Le bandiere della Georgia, dell'Ucraina e dell'Europa sventolano davanti al Parlamento a Tbilisi. Almeno duemila manifestanti hanno marciato attraverso la capitale della Georgia l'8 marzo 2023
Proprio  quei frame, quelle immagini, hanno fatto il giro del mondo. La bandiera, negli scontri e nel via vai della folla che si disperdeva, l'ha persa. E per qualche giorno Nana Malashkia ha preferito sparire dalla circolazione, probabilmente per paura di ritorsioni. Un timore legittimo, arrivato dopo che l'adrenalina del momento si è dissolta. Nei giorni successivi si è chiusa in casa, si è cancellata dai social per non farsi rintracciare e non si è presentata al lavoro. Le persone vicine, gli amici, interpellati dai media l'hanno protetta, dicendo "Ha il Covid". Ma la paura era anche quella di essere considerata, appunto, un'eroina. Non voleva parlare del suo gesto, per non dargli troppa importanza. "Alla fine, però, ho pensato che fosse giusto uscire allo scoperto. Farsi vedere.
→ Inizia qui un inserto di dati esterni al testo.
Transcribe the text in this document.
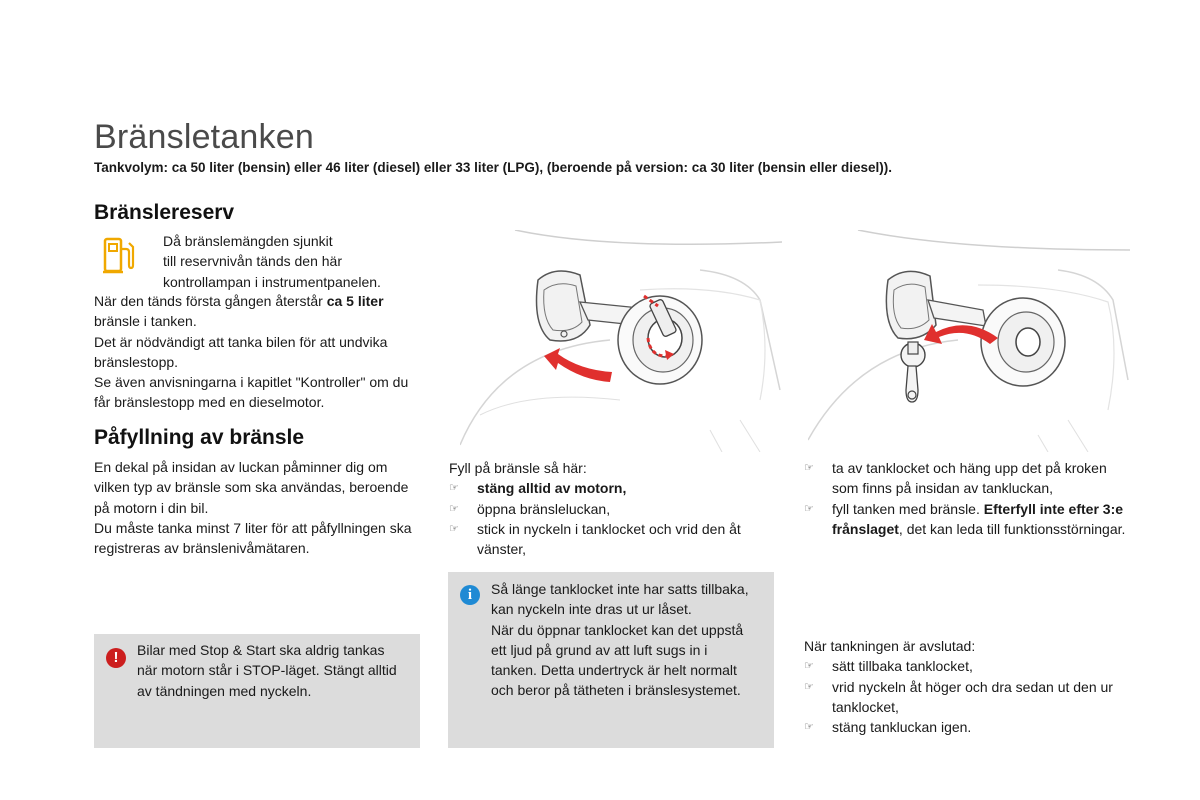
Bränsletanken
Tankvolym: ca 50 liter (bensin) eller 46 liter (diesel) eller 33 liter (LPG), (beroende på version: ca 30 liter (bensin eller diesel)).
Bränslereserv

Då bränslemängden sjunkit

till reservnivån tänds den här

kontrollampan i instrumentpanelen.

När den tänds första gången återstår ca 5 liter bränsle i tanken.

Det är nödvändigt att tanka bilen för att undvika bränslestopp.

Se även anvisningarna i kapitlet "Kontroller" om du får bränslestopp med en dieselmotor.

Påfyllning av bränsle

En dekal på insidan av luckan påminner dig om vilken typ av bränsle som ska användas, beroende på motorn i din bil.

Du måste tanka minst 7 liter för att påfyllningen ska registreras av bränslenivåmätaren.

!	Bilar med Stop & Start ska aldrig tankas när motorn står i STOP-läget. Stängt alltid av tändningen med nyckeln.

Fyll på bränsle så här:

☞	stäng alltid av motorn,
☞	öppna bränsleluckan,
☞	stick in nyckeln i tanklocket och vrid den åt vänster,
i	Så länge tanklocket inte har satts tillbaka, kan nyckeln inte dras ut ur låset.

När du öppnar tanklocket kan det uppstå ett ljud på grund av att luft sugs in i tanken. Detta undertryck är helt normalt och beror på tätheten i bränslesystemet.

☞	ta av tanklocket och häng upp det på kroken som finns på insidan av tankluckan,
☞	fyll tanken med bränsle. Efterfyll inte efter 3:e frånslaget, det kan leda till funktionsstörningar.

När tankningen är avslutad:

☞	sätt tillbaka tanklocket,
☞	vrid nyckeln åt höger och dra sedan ut den ur tanklocket,
☞	stäng tankluckan igen.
Chiedere aiuto - dice al Corriere della Sera -. Da soli, noi georgiani non possiamo farcela". Ora il suo Paese ha un'arma in più: la voce del popolo, pronto a non abbassare il capo contro politiche ingiuste, vicini anima e corpo ai fratelli ucraini, accomunati dallo stesso ideale di libertà e democrazia. E soprattutto consapevoli che "il nostro scudo è l’Ue. Non possiamo difendere da soli la nostra indipendenza. E per proteggere la nostra identità, abbiamo bisogno di voi europei", conclude Nana.